A cela s’ajoute sur le disque de First Love une interview du réalisateur qui revient sur le film en question mais brasse aussi des réflexions plus larges sur le rapport de la société nippone avec les Yakuza ou quelques références cinématographiques qui l’ont marqué.
Enfin, last but not least, sur le Bluray de Yakuza Apocalypse, Spectrum Films a eu la très bonne idée de glissé le documentaire de près d’une heure : Electric Yakuza Go To Hell ! réalisé par Yves Montmayeur en 2004. Ce dernier se consacre exclusivement aux excès du cinéaste et à ses films les plus frappés et invite en plus de Miike quelques personnalités toutes aussi passionnantes comme Takeshi Kitano, Shinya Tsukamoto, Kinji Fukasaku et quelques-uns des acteurs ayant collaborés avec le cinéaste, a prendre la parole entre quelques images de tournages ou de visite au Festival de Cannes.
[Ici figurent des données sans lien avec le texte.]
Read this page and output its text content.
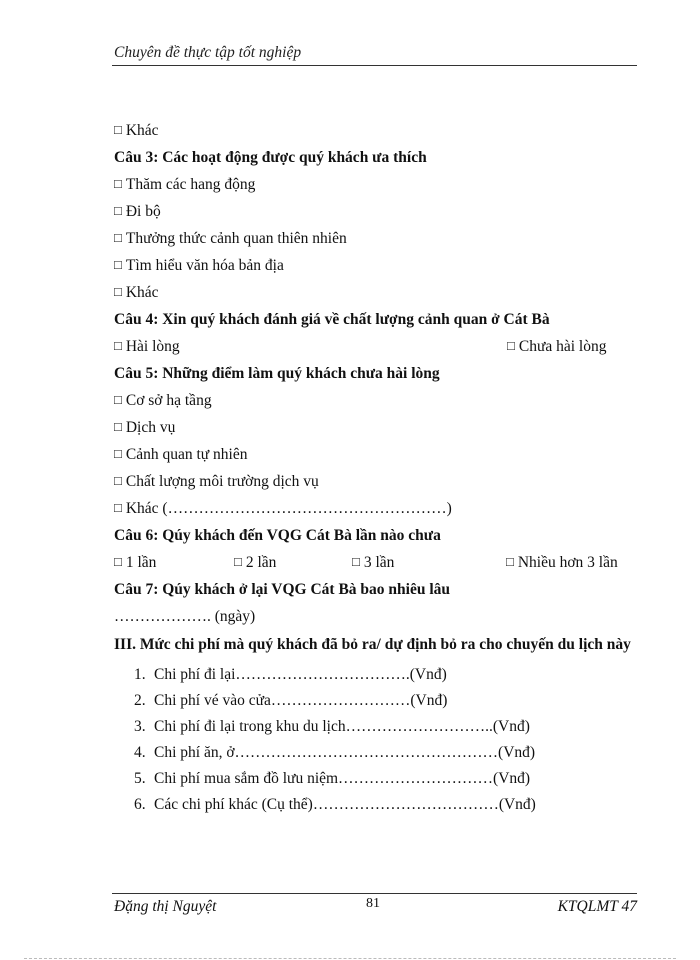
Chuyên đề thực tập tốt nghiệp
□ Khác
Câu 3: Các hoạt động được quý khách ưa thích
□ Thăm các hang động
□ Đi bộ
□ Thưởng thức cảnh quan thiên nhiên
□ Tìm hiểu văn hóa bản địa
□ Khác
Câu 4: Xin quý khách đánh giá về chất lượng cảnh quan ở Cát Bà
□ Hài lòng	□ Chưa hài lòng
Câu 5: Những điểm làm quý khách chưa hài lòng
□ Cơ sở hạ tầng
□ Dịch vụ
□ Cảnh quan tự nhiên
□ Chất lượng môi trường dịch vụ
□ Khác (………………………………………………)
Câu 6: Qúy khách đến VQG Cát Bà lần nào chưa
□ 1 lần	□ 2 lần	□ 3 lần	□ Nhiều hơn 3 lần
Câu 7: Qúy khách ở lại VQG Cát Bà bao nhiêu lâu
………………. (ngày)
III. Mức chi phí mà quý khách đã bỏ ra/ dự định bỏ ra cho chuyến du lịch này
1. Chi phí đi lại…………………………….(Vnđ)
2. Chi phí vé vào cửa………………………(Vnđ)
3. Chi phí đi lại trong khu du lịch………………………..(Vnđ)
4. Chi phí ăn, ở……………………………………………(Vnđ)
5. Chi phí mua sắm đồ lưu niệm…………………………(Vnđ)
6. Các chi phí khác (Cụ thể)………………………………(Vnđ)
Đặng thị Nguyệt	81	KTQLMT 47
Un très bon portrait de la partie la plus frénétique de sa carrière.
Liste des bonus
Le livre « Takashi Miike : Agitateur / Amuseur » de Tom Mes, Le DVD du film Agitator version longue (198’).
Agitator : « Miike et les Yakuzas, 1ère partie » par Arnaud Lanuque (14′), Bande-annonce
The City of Lost Souls : « Miike et les Yakuzas, 2ème partie » par Arnaud Lanuque (9’), Bande-annonce.
Yakuza Apocalypse : Présentation du film par Takashi Miike (2’), Documentaire « Electric Yakuza » de Yves Montmayeur (54’), Bande-annonce.
First Love : « Miike et les Yakuzas, 3ème partie » par Arnaud Lanuque (9’), Interview de Takashi Miike (15’). Bande-annonce.